On ne peut manquer de penser à l’intransigeance morale du philosophe Karl Kraus lorsqu’il disait : « entre deux maux, je n’en choisis aucun ». Force est donc d’admettre que de telles bonnes intentions ne guident pas toujours l’action des grands de ce monde.
Certes, 4,5 milliards de dollars américains ont été accordés à l’Afghanistan lors de la conférence de Tokyo, mais cette aide internationale ira exclusivement, de l’avis même des experts, à la reconstruction des infrastructures détruites par l’offensive internationale contre les Talibans et ne financera aucun projet de développement visant à substituer d’autres cultures à celle du pavot.
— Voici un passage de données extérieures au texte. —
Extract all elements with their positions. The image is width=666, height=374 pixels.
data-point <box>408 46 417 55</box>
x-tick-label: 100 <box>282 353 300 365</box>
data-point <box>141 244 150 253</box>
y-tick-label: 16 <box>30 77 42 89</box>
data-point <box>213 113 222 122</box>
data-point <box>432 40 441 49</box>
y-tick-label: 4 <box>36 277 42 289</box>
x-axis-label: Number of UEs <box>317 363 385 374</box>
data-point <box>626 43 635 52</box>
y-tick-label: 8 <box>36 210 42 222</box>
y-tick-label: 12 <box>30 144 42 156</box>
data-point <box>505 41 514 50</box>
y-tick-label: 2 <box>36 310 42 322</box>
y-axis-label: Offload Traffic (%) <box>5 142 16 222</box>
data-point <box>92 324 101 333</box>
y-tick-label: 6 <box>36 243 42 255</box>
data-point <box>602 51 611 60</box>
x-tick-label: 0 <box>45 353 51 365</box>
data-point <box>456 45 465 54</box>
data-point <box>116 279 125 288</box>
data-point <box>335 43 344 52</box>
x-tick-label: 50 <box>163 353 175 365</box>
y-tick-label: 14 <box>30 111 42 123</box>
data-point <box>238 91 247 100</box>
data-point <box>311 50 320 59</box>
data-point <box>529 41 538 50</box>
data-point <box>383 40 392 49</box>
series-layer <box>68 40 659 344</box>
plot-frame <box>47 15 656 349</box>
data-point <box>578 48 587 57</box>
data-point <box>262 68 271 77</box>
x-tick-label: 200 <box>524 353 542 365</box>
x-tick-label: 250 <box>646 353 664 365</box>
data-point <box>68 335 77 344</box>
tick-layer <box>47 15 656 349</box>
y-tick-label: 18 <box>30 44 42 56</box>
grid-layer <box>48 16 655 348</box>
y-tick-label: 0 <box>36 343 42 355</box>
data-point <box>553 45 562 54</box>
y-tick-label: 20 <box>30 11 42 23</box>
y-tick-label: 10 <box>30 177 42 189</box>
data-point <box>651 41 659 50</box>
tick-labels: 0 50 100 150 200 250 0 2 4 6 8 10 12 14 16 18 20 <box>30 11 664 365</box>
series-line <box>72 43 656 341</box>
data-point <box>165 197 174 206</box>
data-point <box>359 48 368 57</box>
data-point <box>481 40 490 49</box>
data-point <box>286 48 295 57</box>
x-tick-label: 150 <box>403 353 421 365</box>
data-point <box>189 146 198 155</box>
Il est donc bien clair qu’en fonction de cette hiérarchie des priorités, combattre la drogue est politiquement moins rentable que de combattre les réseaux terroristes, même s’il est bien évident que la drogue rapporte beaucoup plus que l’action terroriste (rien qu’en Europe, la revente de l’opium représenterait près de 15 milliards d’euros par an) et que, jusqu’à preuve du contraire, la drogue tue nettement plus que le terrorisme aveugle.
N’est donc pas proche le jour où, grâce à un véritable programme de développement, une opportunité sérieuse sera offerte au petit paysan afghan afin qu’il vive dans la dignité et non en contribuant à détruire la vie de milliers de toxicomanes de par le monde mais surtout en Occident. En attendant, ce sont principalement ceux appelés à la rescousse dans la lutte antiterroriste qui profitent de la situation en participant à pérenniser les conditions des multiples formes de misère qui produisent cette dramatique pléthore des candidats au « martyr terroriste ».